Hello! My name is Sarah O’Brien and I’m a rising Junior and Computer Science major at Northwestern University. I’m working with Maria Chan at Argonne and Eric Schwenker (PhD candidate in Materials Science and Engineering) at Northwestern on developing an automated process to create large training sets for image-based machine learning models.

Having large datasets with labeled classes or features is vital for training deep neural networks – and large datasets, particularly in the field of materials science, are often not publicly available. As such, without an automated workflow, organizing and labeling large sets of images is extremely time consuming and needs to be done manually each time we have a new problem to solve with machine learning.

This summer, we developed an Image Pre-processing Workflow to produce training and test data for our machine learning model. We first obtain many figures and captions from the scientific literature and use string parsing in the caption to decide if a figure is “compound,” i.e. made up of multiple subfigures. If it is, we extract each individual sub-figure with a figure separation tool developed by researchers at Indiana University2. Below is an example of the compound figure separation process.

TOP: Original Compound Figure from literature1; BOTTOM: Output of Figure Separation tool

Once we have a set of many separated figures, we decide if each is useful for our training set or not; for example, to create a set of microscopy images we trained a Convolutional Neural Network to create a binary microscopy image/non-microscopy image classifier.

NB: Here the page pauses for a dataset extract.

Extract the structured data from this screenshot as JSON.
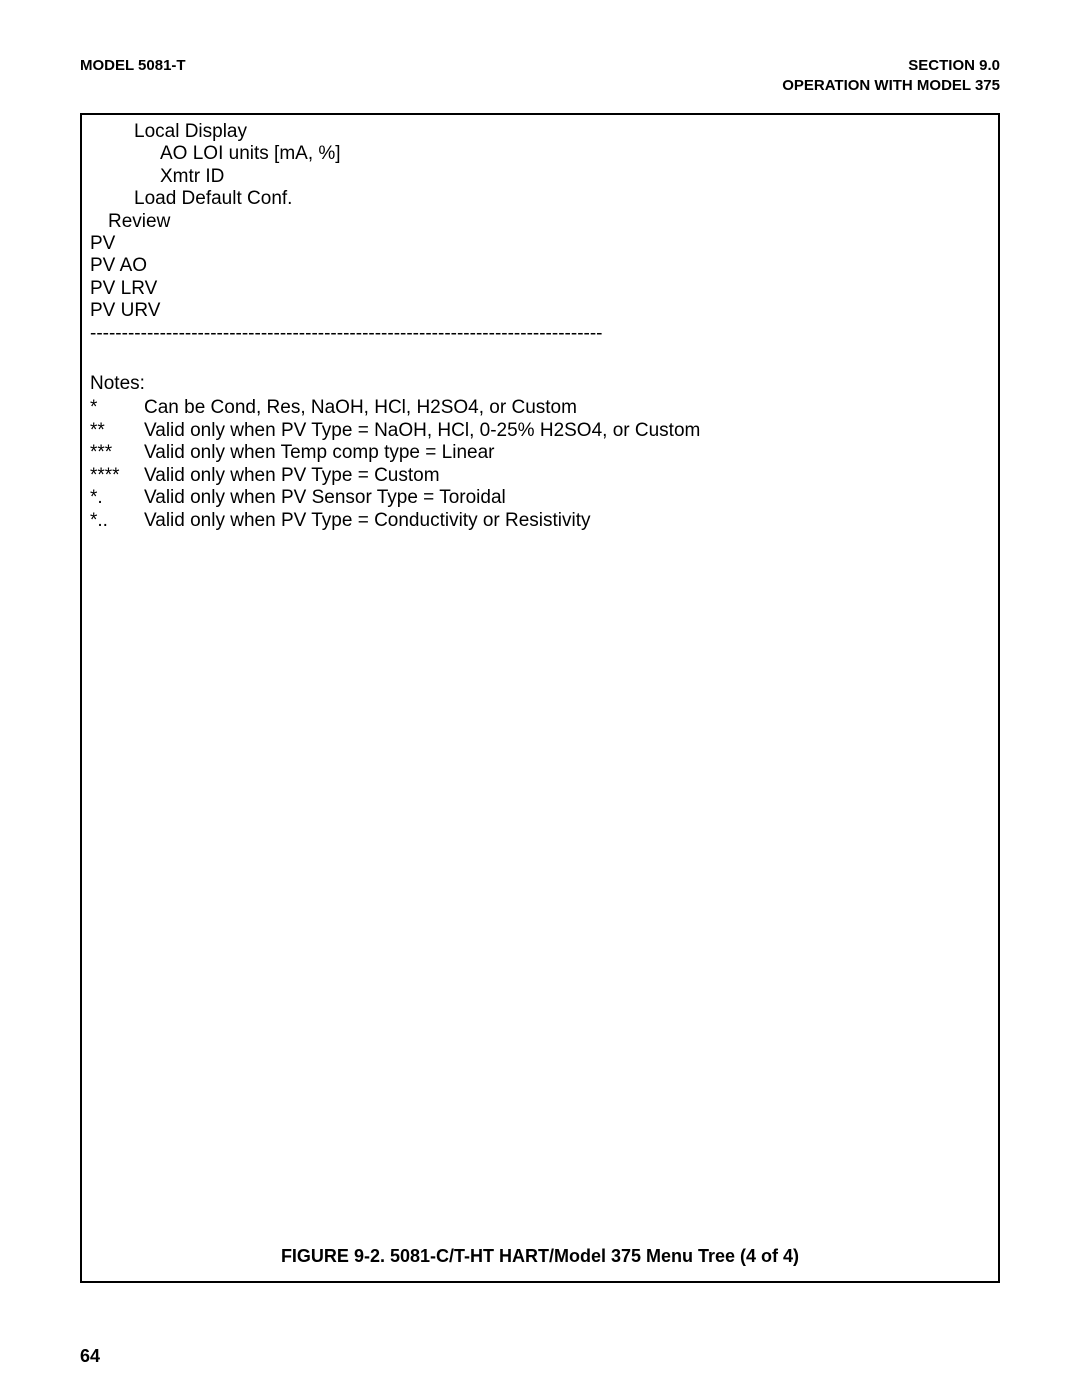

We trained this classifier on 960 total hand-labeled images (480 microscopy images and 480 non-microscopy images) and used two approaches: transfer learning and training from scratch. Both methods yielded classifiers with about 94% accuracy using ten-fold cross validation; we are working on making this classifier even more accurate by fine-tuning the models. Together with the figure separator, this trained classifier now allows us access to a large number of individual microscopy images for our future work on training a deep learning model.

My work on this project is important because a working image pre-processing workflow is essential for training a machine learning model. The data pre-processing stage of a machine learning task is often quite time consuming, so to be able to complete the stage automatically will offer us the ability to extract a large amount of information from a collection of images in a relatively short time, and therefore enable automated interpretation and understanding of materials through microscopy.

I’m excited for the future of this project and to see this workflow’s output in action building deep learning tools that will advance scientific collaboration. Special thanks to Dr. Maria Chan, Dr. Jennifer Dunn, and Eric Schwenker for mentoring me this summer.




2: S. Tsutsui, D. Crandall, “A Data Driven Approach for Compound Figure Separation Using Convolutional Neural Networks”, ICDAR, 2017.